9. De rechtbank komt tot de conclusie dat verweerder alle feiten en omstandigheden heeft betrokken bij de belangenafweging en deze niet ten onrechte in het nadeel van eiseres heeft laten uitvallen.

Conclusie en gevolgen

10. Het beroep is ongegrond. Het verzoek om een voorlopige voorziening wordt buiten zitting afgedaan en niet-ontvankelijk verklaard, nu er uitspraak is gedaan in het beroep en er niet langer sprake is van connexiteit [10] .
11. Voor proceskostenveroordeling bestaat geen aanleiding.

Beslissing

De rechtbank verklaart het beroep ongegrond.
Het verzoek om een voorlopige voorziening wordt niet-ontvankelijk verklaard.
Deze uitspraak is gedaan door mr. A.M. de Wit, (voorzieningen)rechter, in aanwezigheid van mr.
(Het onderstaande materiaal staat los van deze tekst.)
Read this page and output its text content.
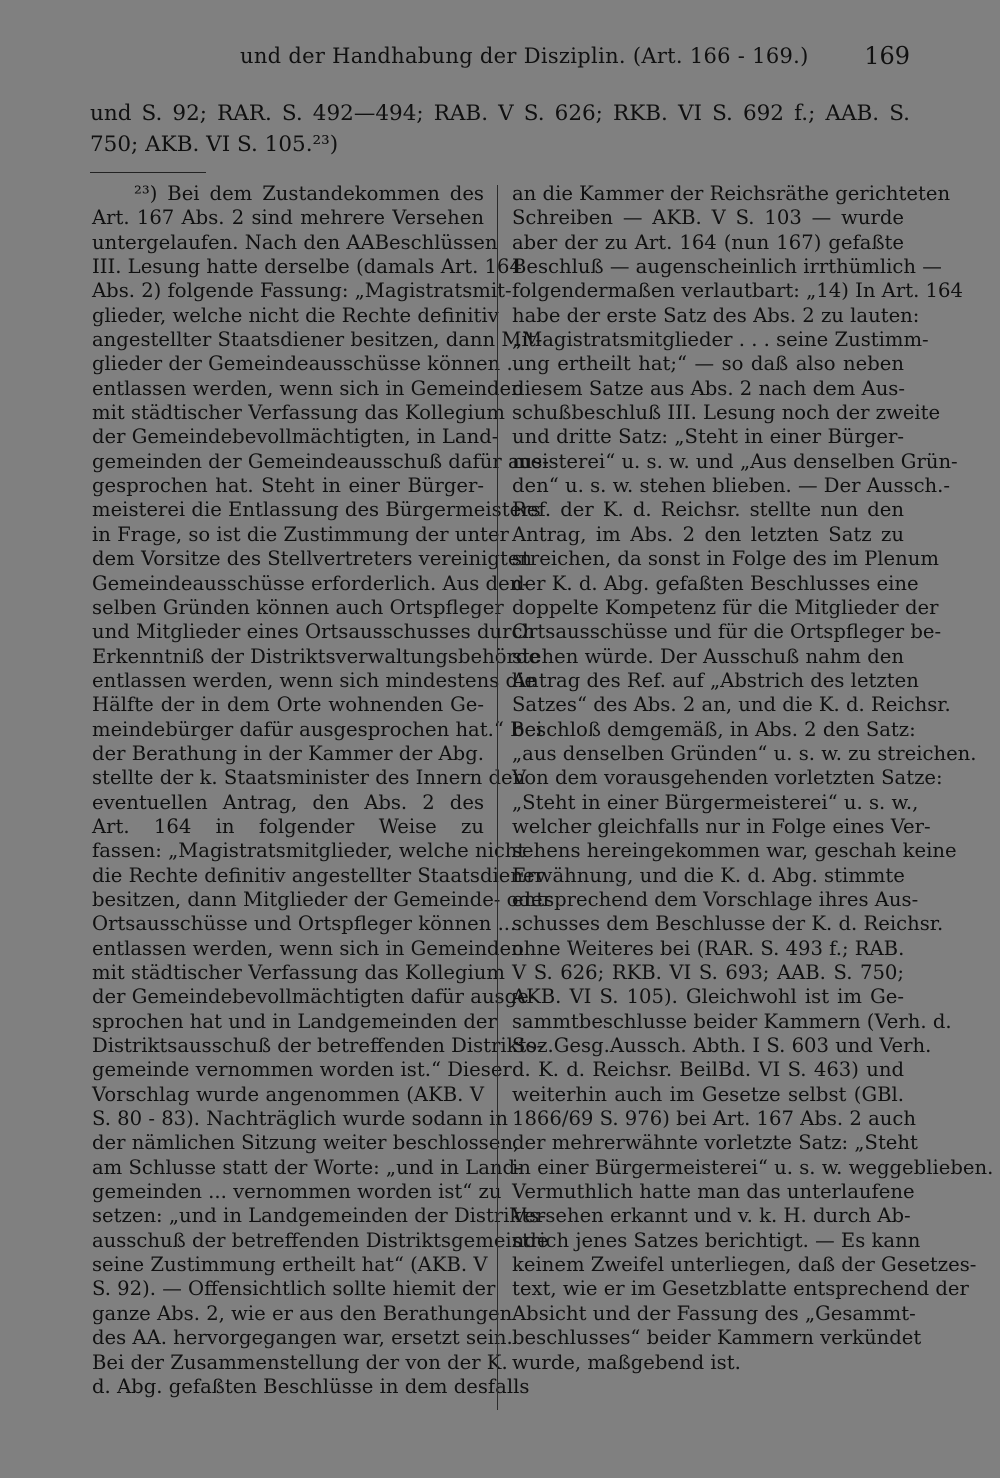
und der Handhabung der Disziplin. (Art. 166 - 169.) 169
und S. 92; RAR. S. 492—494; RAB. V S. 626; RKB. VI S. 692 f.; AAB. S. 750; AKB. VI S. 105.²³)
²³) Bei dem Zustandekommen des
Art. 167 Abs. 2 sind mehrere Versehen
untergelaufen. Nach den AABeschlüssen
III. Lesung hatte derselbe (damals Art. 164
Abs. 2) folgende Fassung: „Magistratsmit-
glieder, welche nicht die Rechte definitiv
angestellter Staatsdiener besitzen, dann Mit-
glieder der Gemeindeausschüsse können ....
entlassen werden, wenn sich in Gemeinden
mit städtischer Verfassung das Kollegium
der Gemeindebevollmächtigten, in Land-
gemeinden der Gemeindeausschuß dafür aus-
gesprochen hat. Steht in einer Bürger-
meisterei die Entlassung des Bürgermeisters
in Frage, so ist die Zustimmung der unter
dem Vorsitze des Stellvertreters vereinigten
Gemeindeausschüsse erforderlich. Aus den-
selben Gründen können auch Ortspfleger
und Mitglieder eines Ortsausschusses durch
Erkenntniß der Distriktsverwaltungsbehörde
entlassen werden, wenn sich mindestens die
Hälfte der in dem Orte wohnenden Ge-
meindebürger dafür ausgesprochen hat.“ Bei
der Berathung in der Kammer der Abg.
stellte der k. Staatsminister des Innern den
eventuellen Antrag, den Abs. 2 des
Art. 164 in folgender Weise zu
fassen: „Magistratsmitglieder, welche nicht
die Rechte definitiv angestellter Staatsdiener
besitzen, dann Mitglieder der Gemeinde- oder
Ortsausschüsse und Ortspfleger können ....
entlassen werden, wenn sich in Gemeinden
mit städtischer Verfassung das Kollegium
der Gemeindebevollmächtigten dafür ausge-
sprochen hat und in Landgemeinden der
Distriktsausschuß der betreffenden Distrikts-
gemeinde vernommen worden ist.“ Dieser
Vorschlag wurde angenommen (AKB. V
S. 80 - 83). Nachträglich wurde sodann in
der nämlichen Sitzung weiter beschlossen,
am Schlusse statt der Worte: „und in Land-
gemeinden ... vernommen worden ist“ zu
setzen: „und in Landgemeinden der Distrikts-
ausschuß der betreffenden Distriktsgemeinde
seine Zustimmung ertheilt hat“ (AKB. V
S. 92). — Offensichtlich sollte hiemit der
ganze Abs. 2, wie er aus den Berathungen
des AA. hervorgegangen war, ersetzt sein.
Bei der Zusammenstellung der von der K.
d. Abg. gefaßten Beschlüsse in dem desfalls
an die Kammer der Reichsräthe gerichteten
Schreiben — AKB. V S. 103 — wurde
aber der zu Art. 164 (nun 167) gefaßte
Beschluß — augenscheinlich irrthümlich —
folgendermaßen verlautbart: „14) In Art. 164
habe der erste Satz des Abs. 2 zu lauten:
„Magistratsmitglieder . . . seine Zustimm-
ung ertheilt hat;“ — so daß also neben
diesem Satze aus Abs. 2 nach dem Aus-
schußbeschluß III. Lesung noch der zweite
und dritte Satz: „Steht in einer Bürger-
meisterei“ u. s. w. und „Aus denselben Grün-
den“ u. s. w. stehen blieben. — Der Aussch.-
Ref. der K. d. Reichsr. stellte nun den
Antrag, im Abs. 2 den letzten Satz zu
streichen, da sonst in Folge des im Plenum
der K. d. Abg. gefaßten Beschlusses eine
doppelte Kompetenz für die Mitglieder der
Ortsausschüsse und für die Ortspfleger be-
stehen würde. Der Ausschuß nahm den
Antrag des Ref. auf „Abstrich des letzten
Satzes“ des Abs. 2 an, und die K. d. Reichsr.
beschloß demgemäß, in Abs. 2 den Satz:
„aus denselben Gründen“ u. s. w. zu streichen.
Von dem vorausgehenden vorletzten Satze:
„Steht in einer Bürgermeisterei“ u. s. w.,
welcher gleichfalls nur in Folge eines Ver-
sehens hereingekommen war, geschah keine
Erwähnung, und die K. d. Abg. stimmte
entsprechend dem Vorschlage ihres Aus-
schusses dem Beschlusse der K. d. Reichsr.
ohne Weiteres bei (RAR. S. 493 f.; RAB.
V S. 626; RKB. VI S. 693; AAB. S. 750;
AKB. VI S. 105). Gleichwohl ist im Ge-
sammtbeschlusse beider Kammern (Verh. d.
Soz.Gesg.Aussch. Abth. I S. 603 und Verh.
d. K. d. Reichsr. BeilBd. VI S. 463) und
weiterhin auch im Gesetze selbst (GBl.
1866/69 S. 976) bei Art. 167 Abs. 2 auch
der mehrerwähnte vorletzte Satz: „Steht
in einer Bürgermeisterei“ u. s. w. weggeblieben.
Vermuthlich hatte man das unterlaufene
Versehen erkannt und v. k. H. durch Ab-
strich jenes Satzes berichtigt. — Es kann
keinem Zweifel unterliegen, daß der Gesetzes-
text, wie er im Gesetzblatte entsprechend der
Absicht und der Fassung des „Gesammt-
beschlusses“ beider Kammern verkündet
wurde, maßgebend ist.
J.R. Froma, griffier.
Uitgesproken in het openbaar en bekendgemaakt op:
Informatie over hoger beroep
Een partij die het niet eens is met deze uitspraak, kan een hogerberoepschrift sturen naar de Afdeling bestuursrechtspraak van de Raad van State waarin wordt uitgelegd waarom deze partij het niet eens is met deze uitspraak. Het hogerberoepschrift moet worden ingediend binnen vier weken na de dag waarop deze uitspraak is verzonden. Kan de indiener de behandeling van het hoger beroep niet afwachten, omdat de zaak spoed heeft, dan kan de indiener de voorzieningenrechter van de Afdeling bestuursrechtspraak van de Raad van State vragen om een voorlopige voorziening (een tijdelijke maatregel) te treffen. Tegen de uitspraak op het verzoek om een voorlopige voorziening staat geen rechtsmiddel open.

Voetnoten

2.Europees Verdrag voor de Rechten van de Mens.
3.ECLI:NL:RBDHA:2023:14290, rechtsoverweging 3.
4.ECLI:NL:RVS:2024:1429, zie met name rechtsoverweging 3.3.
5.Uitspraak van het Europese Hof voor de Rechten van de Mens, 4 december 2012, ECLI:CE:ECHR:2012:1204JUD004701709.
6.Butt tegen Noorwegen, paragraaf 82.
7.Butt tegen Noorwegen, paragraaf 80.
8.Zie voor een vergelijkbaar oordeel de uitspraak van de Afdeling van 23 september 2015, ECLI:NL:RVS:2015:3079.
9.Butt tegen Noorwegen, paragraaf 83.
10.Op grond van artikel 8:81 en 8:83, derde lid, van de Awb.